Share Your CPU Temperature on your MAC.

Discussion in 'MacBook Pro' started by Zwikker, Jun 22, 2012.

  1. Zwikker macrumors regular


    May 28, 2012
    Morgantown, WV
    Good morning people!

    So I was wondering what are your CPU temperatures when watching netflix or running other apps on your Macs?

    Here are the numbers by iStat on my Early 2011 2.2 quad core i7 with AMD Radeon HD 6750M 1GB GDDR5 graphics memory

    With Netflix on by itself;

    HD Macintosh: 34C
    CPU: 69-73C
    CPU Heatsink: 59C
    Enclousure Base: 35C
    Enclousure Base 2: 35C
    Enclousure Base 3: 31C
    GPU: 64C
    Heatsink B: 61C

    Right fan: 3635rpm
    Left fan: 3635rpm

    With Netflix, Safari(5 tabs on), iMail, Facetime, Calender, App Store, Itunes, Photobooth, iphoto, Twitter on;

    HD Macintosh: 34C
    CPU: 75C
    CPU Heatsink: 61C
    Enclousure Base: 35C
    Enclousure Base 2: 35C
    Enclousure Base 3: 32C
    GPU: 68C
    Heatsink B: 62C

    Right fan: 4108rpm
    Left fan: 4108rpm

    About 3 minutes later I wanted to write the same numbers in Fahrenheit when all above on and here are the results;

    HD Macintosh: 94F
    CPU: 166F
    CPU Heatsink: 140F
    Enclousure Base: 95F
    Enclousure Base 2: 95F
    Enclousure Base 3: 90F
    GPU: 149F
    Heatsink B: 142F

    Right fan: 4244rpm
    Left fan: 4238rpm

    Please share your computer's specs and share your CPU numbers. Therefore we can figure out who's running hot or not! :)
  2. GGJstudios macrumors Westmere


    May 16, 2008
    Everyone will have different temps because they have different room temperatures, different apps/widgets/processes running, different hardware configurations, etc.

    The Intel processors used in Macs are designed to automatically shut down to prevent damage if they truly overheat. CPU Tjmax = 105C, GPU Tjmax = 100C on i3, i5, i7 processors. (Source: Intel) If you're not already using it, iStat Pro will give you accurate readings of your temps and fan speeds, among other things.

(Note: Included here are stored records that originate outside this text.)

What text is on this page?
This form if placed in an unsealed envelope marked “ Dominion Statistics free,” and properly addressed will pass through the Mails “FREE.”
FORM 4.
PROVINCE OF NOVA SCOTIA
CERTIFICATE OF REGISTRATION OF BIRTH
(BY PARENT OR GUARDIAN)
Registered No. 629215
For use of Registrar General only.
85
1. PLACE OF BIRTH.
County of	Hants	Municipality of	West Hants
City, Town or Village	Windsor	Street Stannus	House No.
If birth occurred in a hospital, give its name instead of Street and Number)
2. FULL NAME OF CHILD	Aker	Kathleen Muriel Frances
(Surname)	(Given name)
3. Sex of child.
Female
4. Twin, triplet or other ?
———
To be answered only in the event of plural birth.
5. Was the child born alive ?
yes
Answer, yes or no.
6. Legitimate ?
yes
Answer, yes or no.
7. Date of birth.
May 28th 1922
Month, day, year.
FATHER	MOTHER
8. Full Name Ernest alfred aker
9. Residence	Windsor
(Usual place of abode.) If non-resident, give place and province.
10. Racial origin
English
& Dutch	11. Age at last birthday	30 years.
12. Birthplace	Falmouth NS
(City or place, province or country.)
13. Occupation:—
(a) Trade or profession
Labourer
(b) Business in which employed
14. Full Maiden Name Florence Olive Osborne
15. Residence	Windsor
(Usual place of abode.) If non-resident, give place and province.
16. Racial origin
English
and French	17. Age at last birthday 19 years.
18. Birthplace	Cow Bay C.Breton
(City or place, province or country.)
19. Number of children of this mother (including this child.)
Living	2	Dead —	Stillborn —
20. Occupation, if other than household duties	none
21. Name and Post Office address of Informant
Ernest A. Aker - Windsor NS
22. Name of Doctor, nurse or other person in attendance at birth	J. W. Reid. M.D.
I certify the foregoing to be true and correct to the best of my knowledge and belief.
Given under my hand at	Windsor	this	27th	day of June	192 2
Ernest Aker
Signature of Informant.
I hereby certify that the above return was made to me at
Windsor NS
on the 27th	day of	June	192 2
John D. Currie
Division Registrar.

    Unless there is a rare defect in a Mac, most temps are well within the normal operating range, considering the workload being put on it. Websites with Flash content, games and other multimedia apps will put higher demand on the CPU/GPU, generating more heat. This is normal. If you're constantly putting high demands on your system, such as gaming or other multimedia tasks, expect temps to rise and fans to spin up accordingly. It's just your Mac doing its job to maintain temps within the normal range.

    It is also quite normal for your Mac to become extremely hot to the touch during intensive operations. The aluminum body transfers heat more effectively than other materials used in computer casings, so you will feel the heat more. This doesn't indicate that it's overheating and will not harm the computer to be hot to the touch.

    Your fans are always on when your Mac is on, spinning at a minimum of 2000 rpm (for MBPs) or 1800 rpm (for MBAs, MBs and minis). iMacs have 3 fans with minimum speeds in the 800-1200 range. They will spin faster as needed to keep temps at a safe level. If they're spinning up without increased heat, try resetting the SMC. (PRAM/NVRAM has nothing to do with these issues, so resetting it will not help.)

    The intake and exhaust vents are in the back of the computer near the hinge on all Mac notebooks (except the new MBP with retina display, which has intake vents along the sides at the bottom). The iMac vent is a slot on the back near the top of the computer. Make sure the vents remain unblocked to allow your computer to perform at its best.

    Learn about the fans in your Mac
    Apple Portables: Operating temperature

    For Flash-related issues:
  3. topocalypse macrumors member

    Apr 13, 2011
    Mid-10 15" MacBook Pro CPU and gpu can get up to 80c on full load. On a hot day, it did get up to 100c at some point. Not good.